Under the Com.dajiangtai.hadoop.test package, create a Temperaturereducetest.java to test the reduce.

In the test () method, the Key/value parameters of the withinput are the collections of the new Text (key) and the list type, respectively. The key/value parameters of the withoutput are the new Text (key) and the new Intwritable (150) that we expect to output, The test we want to achieve is that our expected output is consistent with the actual output of the temperaturereducer.

8 Write code for Temperaturereducetest.java. Compile, the following appears, the error is correct.

Reducer end of unit test, mouse on the Temperaturereducetest class right-click, select Run as--> JUnit test, the results are as follows.

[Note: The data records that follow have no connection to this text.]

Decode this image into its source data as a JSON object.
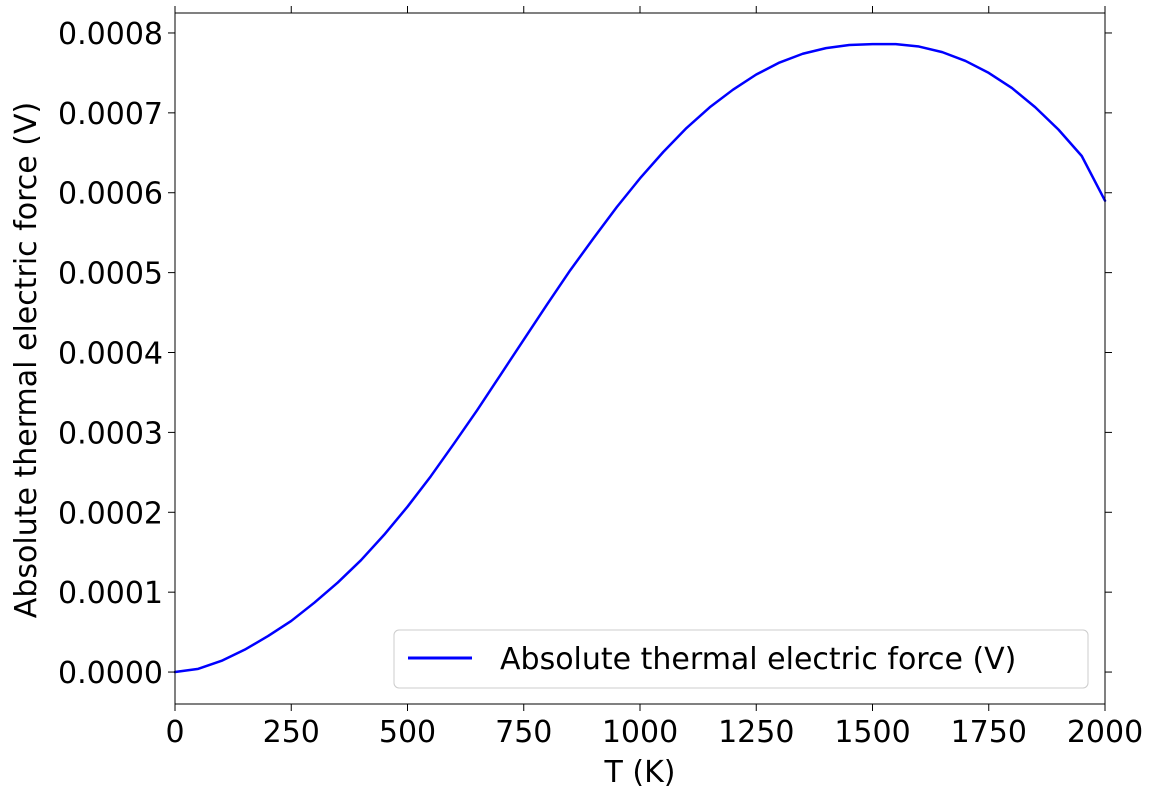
{
  "chart_data": {
    "type": "line",
    "title": "",
    "xlabel": "T (K)",
    "ylabel": "Absolute thermal electric force (V)",
    "xlim": [
      0,
      2000
    ],
    "ylim": [
      -4e-05,
      0.000825
    ],
    "x_ticks": [
      0,
      250,
      500,
      750,
      1000,
      1250,
      1500,
      1750,
      2000
    ],
    "x_tick_labels": [
      "0",
      "250",
      "500",
      "750",
      "1000",
      "1250",
      "1500",
      "1750",
      "2000"
    ],
    "y_ticks": [
      0,
      0.0001,
      0.0002,
      0.0003,
      0.0004,
      0.0005,
      0.0006,
      0.0007,
      0.0008
    ],
    "y_tick_labels": [
      "0.0000",
      "0.0001",
      "0.0002",
      "0.0003",
      "0.0004",
      "0.0005",
      "0.0006",
      "0.0007",
      "0.0008"
    ],
    "grid": false,
    "legend_position": "bottom-right",
    "series": [
      {
        "name": "Absolute thermal electric force (V)",
        "color": "#0000ff",
        "x": [
          0,
          50,
          100,
          150,
          200,
          250,
          300,
          350,
          400,
          450,
          500,
          550,
          600,
          650,
          700,
          750,
          800,
          850,
          900,
          950,
          1000,
          1050,
          1100,
          1150,
          1200,
          1250,
          1300,
          1350,
          1400,
          1450,
          1500,
          1530,
          1550,
          1600,
          1650,
          1700,
          1750,
          1800,
          1850,
          1900,
          1950,
          2000
        ],
        "y": [
          0.0,
          4e-06,
          1.4e-05,
          2.8e-05,
          4.5e-05,
          6.4e-05,
          8.7e-05,
          0.000112,
          0.00014,
          0.000172,
          0.000207,
          0.000245,
          0.000286,
          0.000328,
          0.000372,
          0.000416,
          0.00046,
          0.000503,
          0.000543,
          0.000582,
          0.000618,
          0.000651,
          0.000681,
          0.000707,
          0.000729,
          0.000748,
          0.000763,
          0.000774,
          0.000781,
          0.000785,
          0.000786,
          0.000786,
          0.000786,
          0.000783,
          0.000776,
          0.000765,
          0.00075,
          0.000731,
          0.000707,
          0.000679,
          0.000646,
          0.00059
        ]
      }
    ]
  }
}
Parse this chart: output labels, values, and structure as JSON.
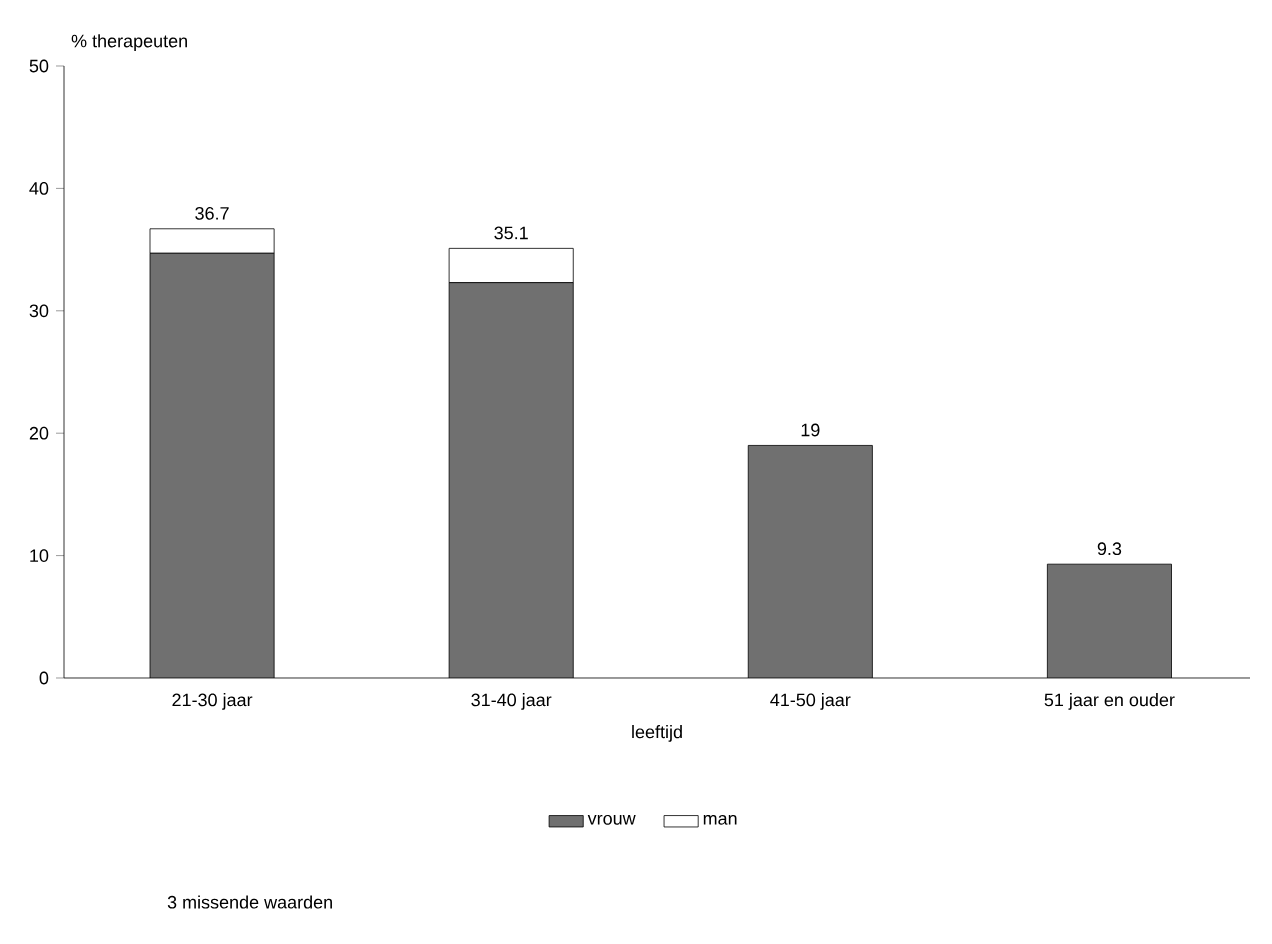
{
  "chart_data": {
    "type": "bar",
    "stacked": true,
    "ylabel": "% therapeuten",
    "xlabel": "leeftijd",
    "categories": [
      "21-30 jaar",
      "31-40 jaar",
      "41-50 jaar",
      "51 jaar en ouder"
    ],
    "series": [
      {
        "name": "vrouw",
        "color": "#707070",
        "values": [
          34.7,
          32.3,
          19,
          9.3
        ]
      },
      {
        "name": "man",
        "color": "#ffffff",
        "values": [
          2.0,
          2.8,
          0,
          0
        ]
      }
    ],
    "totals": [
      "36.7",
      "35.1",
      "19",
      "9.3"
    ],
    "ylim": [
      0,
      50
    ],
    "yticks": [
      0,
      10,
      20,
      30,
      40,
      50
    ],
    "legend": "bottom",
    "grid": false,
    "annotations": [
      "3 missende waarden"
    ]
  }
}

Testing method is the test () method, the left dialog box shows "runs:1/1,errors:0,failures:0", indicating that the Reducer test was successful.

9 MapReduce Unit Test

The test case code that integrates Mapper and Reducer is as follows.

Under the Com.dajiangtai.hadoop.test package, create a Temperaturetest.java to test.

In the test () method, Withinput adds two rows of test data, line and Line2,withoutput, with the key/value parameters of the output new Text ("03103") and the new Intwritable (150), respectively, that we expect. The test we want to achieve is that the output we expect is consistent with the actual output of temperature.

10 write code for Temperaturetest.java. Compile, the following appears, the error is correct.

Reducer end of unit test, mouse on the Temperaturetest.java class right-click, select Run as--> JUnit test, the results are as follows.

Testing method is the test () method, the left dialog box shows "runs:1/1,errors:0,failures:0", indicating that the MapReduce test was successful.

How to perform unit tests

Contact Us

The content source of this page is from Internet, which doesn't represent Alibaba Cloud's opinion; products and services mentioned on that page don't have any relationship with Alibaba Cloud. If the content of the page makes you feel confusing, please write us an email, we will handle the problem within 5 days after receiving your email.

If you find any instances of plagiarism from the community, please send an email to: info-contact@alibabacloud.com and provide relevant evidence. A staff member will contact you within 5 working days.

A Free Trial That Lets You Build Big!

Start building with 50+ products and up to 12 months usage for Elastic Compute Service

  • Sales Support

    1 on 1 presale consultation

  • After-Sales Support

    24/7 Technical Support 6 Free Tickets per Quarter Faster Response

  • Alibaba Cloud offers highly flexible support services tailored to meet your exact needs.